2. ARNm modificado según la reivindicación 1, caracterizado porque el contenido de G/C de la zona del ARNm modificado que codifica el péptido o el polipéptido es como mínimo un 7%, preferentemente como mínimo un 15%, mayor que el contenido de G/C del campo de codificación del ARNm del tipo salvaje que codifica el péptido o el polipéptido.

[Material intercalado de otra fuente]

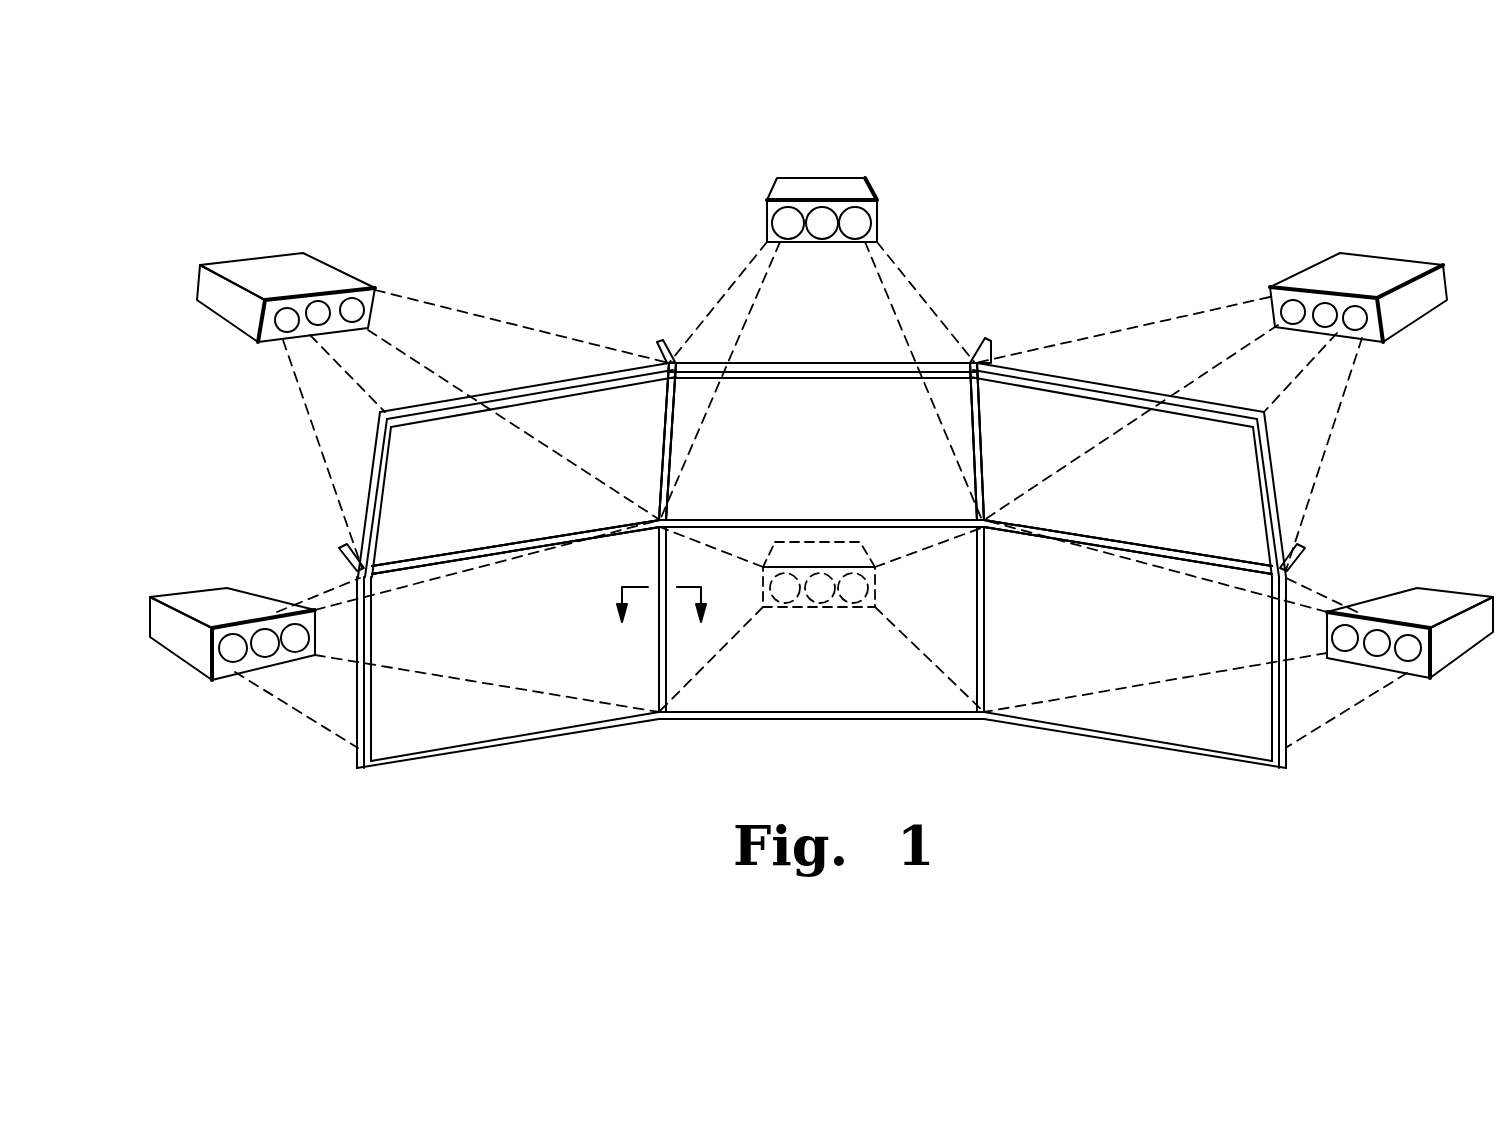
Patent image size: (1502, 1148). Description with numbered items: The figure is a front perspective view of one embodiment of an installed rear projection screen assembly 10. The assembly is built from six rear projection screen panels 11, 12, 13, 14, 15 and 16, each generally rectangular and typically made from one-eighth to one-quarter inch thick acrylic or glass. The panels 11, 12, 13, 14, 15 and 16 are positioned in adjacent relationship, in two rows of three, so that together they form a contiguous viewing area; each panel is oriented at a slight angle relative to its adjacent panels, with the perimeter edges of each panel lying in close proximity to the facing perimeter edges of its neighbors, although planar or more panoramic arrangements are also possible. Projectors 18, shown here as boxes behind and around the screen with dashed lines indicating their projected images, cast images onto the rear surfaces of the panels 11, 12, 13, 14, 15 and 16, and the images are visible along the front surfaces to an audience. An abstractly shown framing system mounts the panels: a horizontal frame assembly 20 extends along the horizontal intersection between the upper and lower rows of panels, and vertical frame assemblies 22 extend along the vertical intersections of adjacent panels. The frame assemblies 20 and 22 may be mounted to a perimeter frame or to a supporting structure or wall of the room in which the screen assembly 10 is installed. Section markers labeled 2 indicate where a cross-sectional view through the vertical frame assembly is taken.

The rear projection screen assembly 10 is at (827, 602).
The rear projection screen panel 11 is at (408, 478).
The rear projection screen panel 12 is at (855, 407).
The rear projection screen panel 13 is at (1240, 485).
The rear projection screen panel 14 is at (427, 713).
The rear projection screen panel 15 is at (753, 690).
The rear projection screen panel 16 is at (1217, 715).
The projector 18 is at (268, 270).
The horizontal frame assembly 20 is at (587, 525).
The vertical frame assembly 22 is at (990, 452).
The section line 2- 2 is at (661, 591).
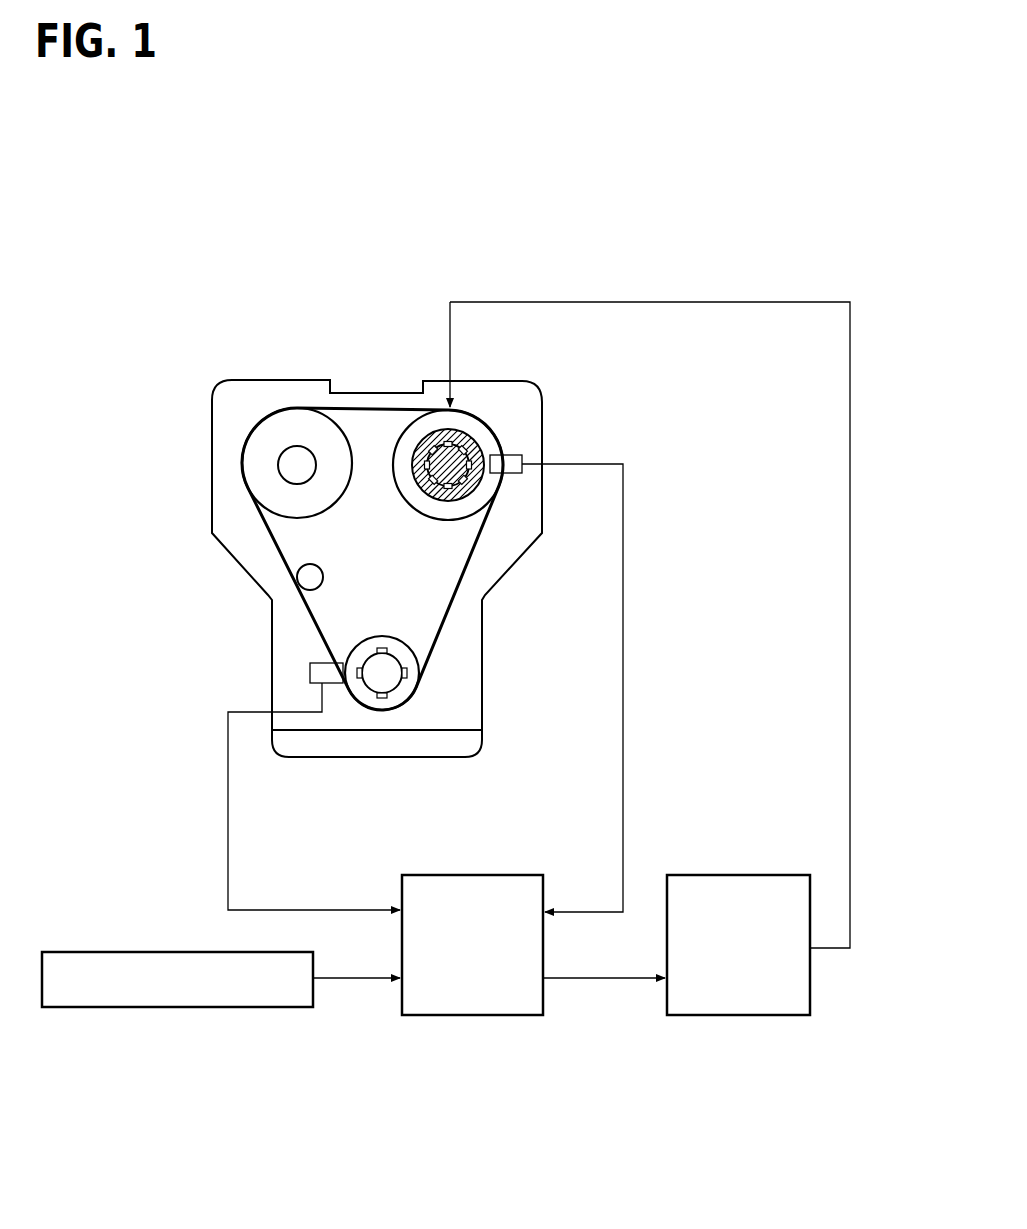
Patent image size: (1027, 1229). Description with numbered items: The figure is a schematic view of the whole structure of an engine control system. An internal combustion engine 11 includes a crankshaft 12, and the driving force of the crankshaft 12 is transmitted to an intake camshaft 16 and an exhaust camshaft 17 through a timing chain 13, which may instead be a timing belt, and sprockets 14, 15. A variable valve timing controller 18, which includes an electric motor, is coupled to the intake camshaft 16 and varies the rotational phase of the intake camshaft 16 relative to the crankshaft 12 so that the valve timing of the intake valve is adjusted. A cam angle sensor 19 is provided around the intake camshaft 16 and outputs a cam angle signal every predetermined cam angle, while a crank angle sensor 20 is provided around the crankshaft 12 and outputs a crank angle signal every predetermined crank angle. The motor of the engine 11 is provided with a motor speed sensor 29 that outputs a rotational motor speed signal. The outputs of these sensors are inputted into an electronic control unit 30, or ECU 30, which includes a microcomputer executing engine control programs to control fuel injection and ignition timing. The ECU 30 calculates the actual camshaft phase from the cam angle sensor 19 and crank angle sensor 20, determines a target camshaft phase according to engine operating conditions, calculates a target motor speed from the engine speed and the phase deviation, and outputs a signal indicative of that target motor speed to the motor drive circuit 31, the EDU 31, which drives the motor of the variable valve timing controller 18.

The internal combustion engine 11 is at (286, 375).
The crankshaft 12 is at (392, 683).
The timing chain 13 is at (440, 640).
The sprocket 14 is at (463, 417).
The sprocket 15 is at (267, 440).
The intake camshaft 16 is at (440, 425).
The exhaust camshaft 17 is at (292, 465).
The variable valve timing controller 18 is at (485, 429).
The cam angle sensor 19 is at (517, 452).
The crank angle sensor 20 is at (310, 673).
The motor speed sensor 29 is at (183, 1007).
The electronic control unit 30 is at (477, 1015).
The motor drive circuit 31 is at (743, 1015).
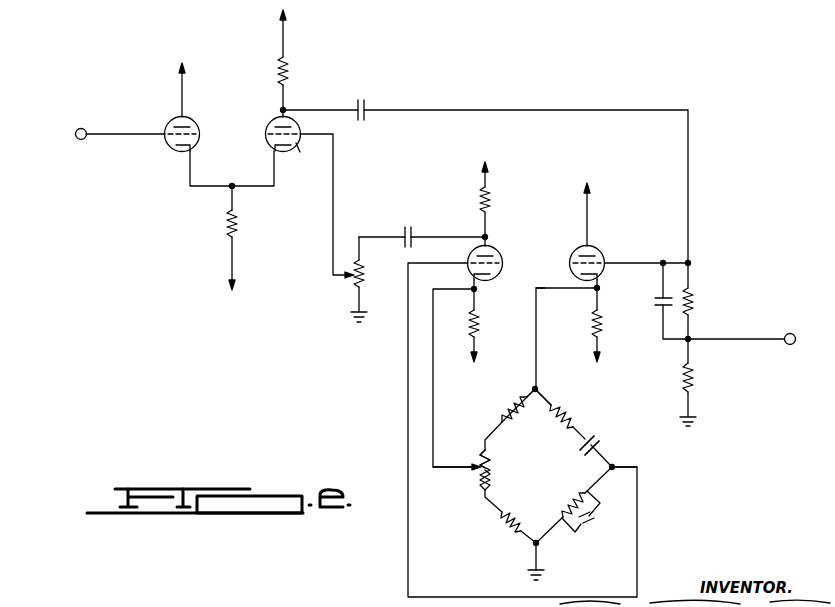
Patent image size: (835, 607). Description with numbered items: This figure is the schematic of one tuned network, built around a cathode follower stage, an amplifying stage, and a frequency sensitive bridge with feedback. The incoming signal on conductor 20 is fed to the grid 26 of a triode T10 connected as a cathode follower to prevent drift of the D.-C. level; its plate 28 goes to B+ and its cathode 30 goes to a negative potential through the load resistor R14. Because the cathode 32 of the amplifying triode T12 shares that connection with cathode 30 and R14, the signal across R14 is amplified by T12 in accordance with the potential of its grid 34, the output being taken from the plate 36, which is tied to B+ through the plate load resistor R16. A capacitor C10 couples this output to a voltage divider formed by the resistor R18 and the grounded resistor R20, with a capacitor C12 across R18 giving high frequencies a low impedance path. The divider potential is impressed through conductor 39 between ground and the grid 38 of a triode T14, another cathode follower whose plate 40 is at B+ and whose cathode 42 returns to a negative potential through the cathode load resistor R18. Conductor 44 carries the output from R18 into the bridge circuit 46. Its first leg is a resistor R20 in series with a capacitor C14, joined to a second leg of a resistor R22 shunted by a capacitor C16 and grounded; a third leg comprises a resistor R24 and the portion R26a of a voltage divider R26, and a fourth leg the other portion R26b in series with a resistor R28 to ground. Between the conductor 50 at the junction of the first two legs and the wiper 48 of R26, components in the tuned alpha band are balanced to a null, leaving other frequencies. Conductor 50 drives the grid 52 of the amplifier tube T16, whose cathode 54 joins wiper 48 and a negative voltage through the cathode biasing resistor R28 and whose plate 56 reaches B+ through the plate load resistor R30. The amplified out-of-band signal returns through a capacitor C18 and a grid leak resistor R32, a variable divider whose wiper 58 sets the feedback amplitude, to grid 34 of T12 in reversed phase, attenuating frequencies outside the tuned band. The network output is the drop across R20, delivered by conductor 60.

The conductor 20 is at (103, 127).
The triode T10 is at (175, 115).
The grid 26 is at (168, 133).
The plate 28 is at (183, 125).
The cathode 30 is at (192, 163).
The amplifying tube T12 is at (273, 125).
The cathode 32 is at (273, 157).
The grid 34 is at (295, 143).
The plate 36 is at (290, 125).
The plate load resistor R16 is at (290, 65).
The capacitor C10 is at (365, 100).
The load resistor R14 is at (227, 225).
The capacitor C18 is at (423, 205).
The grid leak resistor R32 is at (367, 263).
The wiper 58 is at (343, 275).
The plate load resistor R30 is at (540, 173).
The amplifier tube T16 is at (493, 245).
The grid 52 is at (503, 260).
The plate 56 is at (467, 257).
The cathode 54 is at (483, 285).
The cathode biasing resistor R28 is at (508, 318).
The triode T14 is at (583, 245).
The plate 40 is at (593, 243).
The grid 38 is at (593, 253).
The conductor 39 is at (625, 262).
The cathode 42 is at (593, 275).
The conductor 44 is at (555, 287).
The resistor R18 is at (597, 322).
The capacitor C12 is at (653, 302).
The conductor 60 is at (737, 338).
The resistor R20 is at (692, 380).
The resistor R24 is at (507, 412).
The frequency sensitive bridge circuit 46 is at (530, 420).
The wiper 48 is at (447, 465).
The capacitor C14 is at (597, 443).
The portion of voltage divider R26a is at (488, 457).
The conductor 50 is at (627, 467).
The portion of voltage divider R26b is at (490, 473).
The voltage divider R26 is at (475, 483).
The resistor R22 is at (567, 505).
The capacitor C16 is at (592, 530).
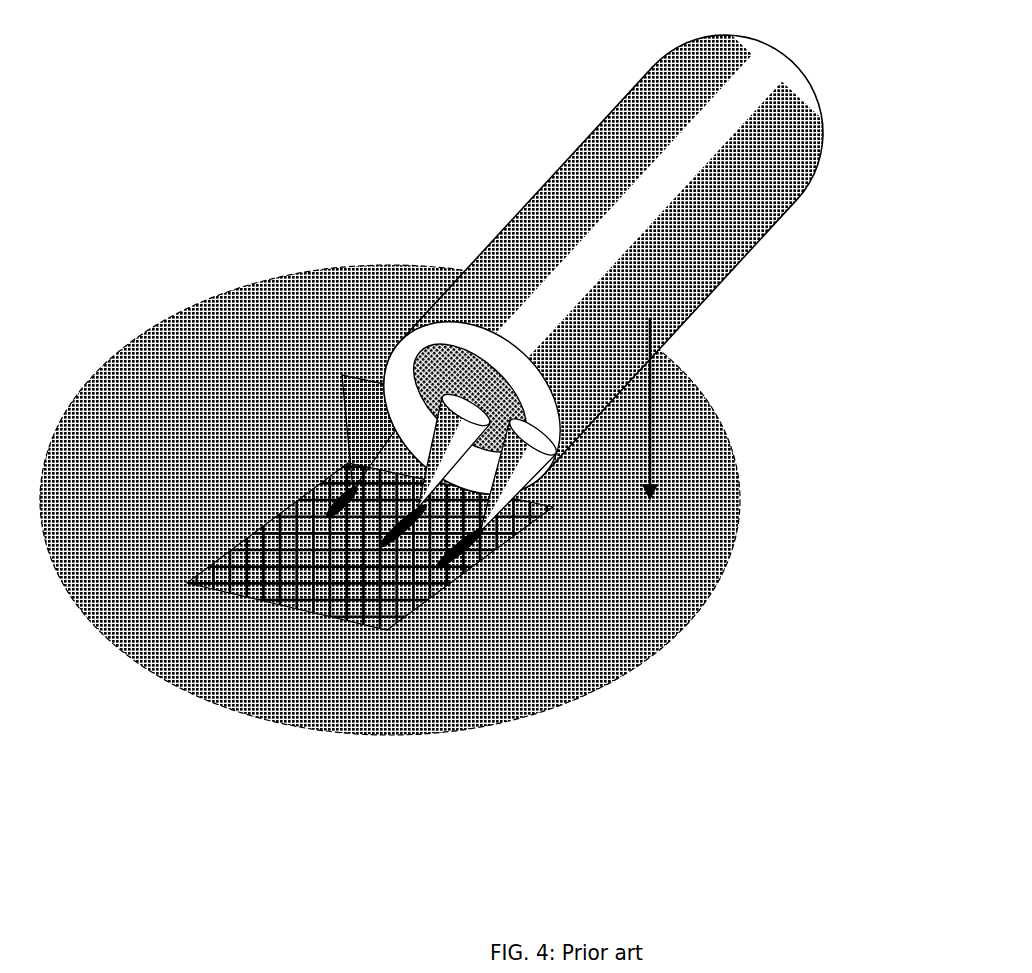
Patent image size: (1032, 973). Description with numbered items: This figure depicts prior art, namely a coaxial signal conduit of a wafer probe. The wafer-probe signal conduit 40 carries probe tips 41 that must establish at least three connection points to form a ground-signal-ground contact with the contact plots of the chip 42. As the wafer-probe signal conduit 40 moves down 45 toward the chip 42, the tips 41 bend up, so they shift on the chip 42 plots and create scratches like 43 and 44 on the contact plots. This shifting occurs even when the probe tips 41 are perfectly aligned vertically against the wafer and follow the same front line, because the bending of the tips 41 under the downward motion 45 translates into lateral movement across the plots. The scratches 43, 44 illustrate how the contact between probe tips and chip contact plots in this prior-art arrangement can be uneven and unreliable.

The wafer-probe signal conduit 40 is at (747, 250).
The tips 41 is at (553, 490).
The chip 42 is at (295, 572).
The scratch 43 is at (323, 480).
The scratch 44 is at (462, 550).
The downward movement 45 is at (662, 405).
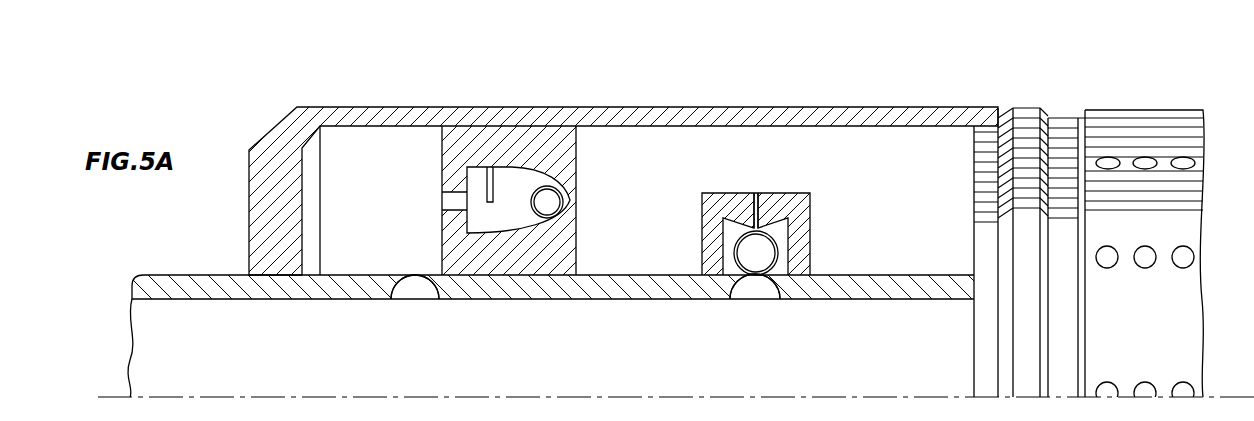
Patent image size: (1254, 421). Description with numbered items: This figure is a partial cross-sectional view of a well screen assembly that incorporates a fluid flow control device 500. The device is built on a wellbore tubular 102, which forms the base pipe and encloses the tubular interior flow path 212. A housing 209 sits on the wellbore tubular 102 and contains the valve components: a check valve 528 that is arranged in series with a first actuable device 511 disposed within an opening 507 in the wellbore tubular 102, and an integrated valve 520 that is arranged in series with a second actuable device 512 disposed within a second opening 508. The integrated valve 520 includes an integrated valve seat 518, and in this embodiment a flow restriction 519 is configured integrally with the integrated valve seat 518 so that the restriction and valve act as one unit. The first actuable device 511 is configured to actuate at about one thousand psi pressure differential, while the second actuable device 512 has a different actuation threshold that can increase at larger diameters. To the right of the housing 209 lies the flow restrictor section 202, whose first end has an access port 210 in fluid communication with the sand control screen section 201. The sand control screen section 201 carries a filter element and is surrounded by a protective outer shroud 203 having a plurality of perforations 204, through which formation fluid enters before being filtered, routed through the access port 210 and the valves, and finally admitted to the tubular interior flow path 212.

3. ARNm modificado según una de las reivindicaciones 1 a 2, caracterizado porque el ARNm modificado presenta una estructura cap en 5' y/o una cola poliA de como mínimo 70 nucleótidos y/o un IRES y/o una secuencia de estabilización de 5' y/o una secuencia de estabilización de 3'.

4. ARNm modificado según una de las reivindicaciones 1 a 3, caracterizado porque el ARNm modificado tiene como mínimo un nucleótido análogo de procedencia natural.

5. ARNm modificado según la reivindicación 4, caracterizado porque el análogo se selecciona de entre el grupo consistente en fosforotioatos, fosforamidatos, nucleótidos de péptidos, metilfosfonatos, 7-desazaguanosina, 5-metilcitosina e inosina.

6. ARNm modificado según una de las reivindicaciones 1 a 5, caracterizado porque el ARNm codifica un antígeno de superficie específico de tumores.

7. ARNm modificado según una de las reivindicaciones 1 a 6, caracterizado porque el ARNm modificado codifica un antígeno tumoral seleccionado de entre el grupo consistente en 707-AP, AFP, ART-4, BAGE, \beta-catenina/m, Bcr-abl, CAMEL, CAP-1, CASP-8, CDC27/m, CDK4/m, CEA, CT, Cyp-B, DAM, ELF2M, ETV6-AML1, G250, GAGE, GnT-V, Gp100, HAGE, HER-2/neu, HLA-A*0201-R1701, HPV-E7, HSP70-2M, HAST-2, hTERT (o hTRT), iCE, KIAA0205, LAGE, LDLR/FUT, MAGE, MART-1/Melan-A, MC1R, Miosina/m, MUC1, MUM-1, -2, -3, NA88-A, NY-ESO-1, p190 minor bcr-abl, Pml/RAR\alpha, PRAME, PSA, PSM, RAGE, RU1 ó RU2, SAGE, SART-1 ó SART-3, TEL/AML1, TPI/m, TRP-1, TRP-2, TRP-2/INT2 y WT1.

8. ARNm modificado según una de las reivindicaciones 1 a 7, caracterizado porque el polipéptido es un poliepitopo de antígenos de tumores.

9. ARNm modificado según una de las reivindicaciones 1 a 8, caracterizado porque el ARNm codifica, además, como mínimo una citoquina.

10. ARNm modificado según una de las reivindicaciones 1 a 9, caracterizado porque el ARNm está asociado o unido a una proteína o un péptido catiónico.

11. ARNm modificado según la reivindicación 10, caracterizado porque la proteína o el péptido catiónico se selecciona de entre el grupo consistente en protamina, poli-L-lisina e histonas.

12. Composición farmacéutica caracterizada porque contiene el ARNm modificado según una de las reivindicaciones 1 a 11 junto con un excipiente y/o vehículo farmacéuticamente compatible.

13. Composición farmacéutica según la reivindicación 12, caracterizada porque contiene como mínimo un adyuvante que estimula la respuesta inmunológica.

14. Composición farmacéutica según una de las reivindicaciones 12 ó 13, que contiene como mínimo además una citoquina.

15. Utilización de una composición farmacéutica según una de las reivindicaciones 12 a 14 o de un ARNm modificado según una de las reivindicaciones 1 a 11 para la preparación de una vacuna para la inoculación contra el cáncer.

16. Utilización de una composición farmacéutica según las reivindicaciones 12 a 14 para la preparación de un medicamento para el tratamiento de melanomas, carcinomas del colon, linfomas, carcinomas de pulmón de células pequeñas, sarcomas ó blastomas.